– Да. Есть кое-какие недоедки.
– Вы хотите сказать – объедки?
– Что вы!
– А! Всё равно, доставайте!
– Позвольте. Я вас побеспокою. Вон там, слева – дорожный холодильник. Давайте его сюда. Впрочем, не надо. Я сам к вам переберусь.
Он откинул сиденье и, несмотря на возраст и весьма солидную комплекцию, хорошо отработанным движением, легко перелез, вернее, перепрыгнул на заднее сидение. Похоже, это было для него в некотором смысле привычным ритуалом.
Интересно, как часто он прыгал туда – сюда по салону. И зачем? Хотя и так понятно, зачем. Вон, какие удобные и пружинящие сиденья…
Эта мысль мне почему-то не понравилось.
Вообще на первый взгляд он производил впечатление крутого и весьма ушлого мужика. Одна тачка чего стоит. Все расспрашивает, присматривается, а сам о себе что-то не очень распространяется. Сильный, ловкий, в хорошей физической форме, несмотря на годы. Похоже, ему далеко за сорок пять лет.
В принципе, большая часть жизни прожита. И судя по тому, как он упакован, прожита не без пользы для его кошелька.

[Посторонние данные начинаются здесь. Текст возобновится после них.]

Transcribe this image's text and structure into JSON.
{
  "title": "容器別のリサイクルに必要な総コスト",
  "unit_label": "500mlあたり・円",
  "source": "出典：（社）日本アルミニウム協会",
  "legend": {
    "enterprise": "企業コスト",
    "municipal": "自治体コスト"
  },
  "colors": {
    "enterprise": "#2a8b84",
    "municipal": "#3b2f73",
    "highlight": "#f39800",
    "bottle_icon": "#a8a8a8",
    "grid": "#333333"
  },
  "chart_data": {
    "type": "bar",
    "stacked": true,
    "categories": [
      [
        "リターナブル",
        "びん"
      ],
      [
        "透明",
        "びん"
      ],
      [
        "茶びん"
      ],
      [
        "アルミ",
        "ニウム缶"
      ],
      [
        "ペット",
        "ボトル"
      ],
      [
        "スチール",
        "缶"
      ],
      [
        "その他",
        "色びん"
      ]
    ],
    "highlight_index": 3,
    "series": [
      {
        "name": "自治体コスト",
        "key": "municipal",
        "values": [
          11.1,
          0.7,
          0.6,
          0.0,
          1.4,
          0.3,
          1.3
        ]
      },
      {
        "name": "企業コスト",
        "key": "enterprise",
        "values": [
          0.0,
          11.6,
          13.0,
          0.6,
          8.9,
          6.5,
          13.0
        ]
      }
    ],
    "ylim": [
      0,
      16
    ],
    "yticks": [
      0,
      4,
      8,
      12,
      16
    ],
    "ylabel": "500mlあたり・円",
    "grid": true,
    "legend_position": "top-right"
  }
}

Очень ухоженная модная щетина, придающая мужественность его немного округлому лицу. Глаза спрятаны за стеклами слегка затемненных очков. Усы – краса и гордость мужчин, коротко пострижены волосок к волоску. Видно, что он любит ухаживать за собою. Всё при нем, всё в наличии. Упакован, что называется, по первому разряду. Интересный экземпляр…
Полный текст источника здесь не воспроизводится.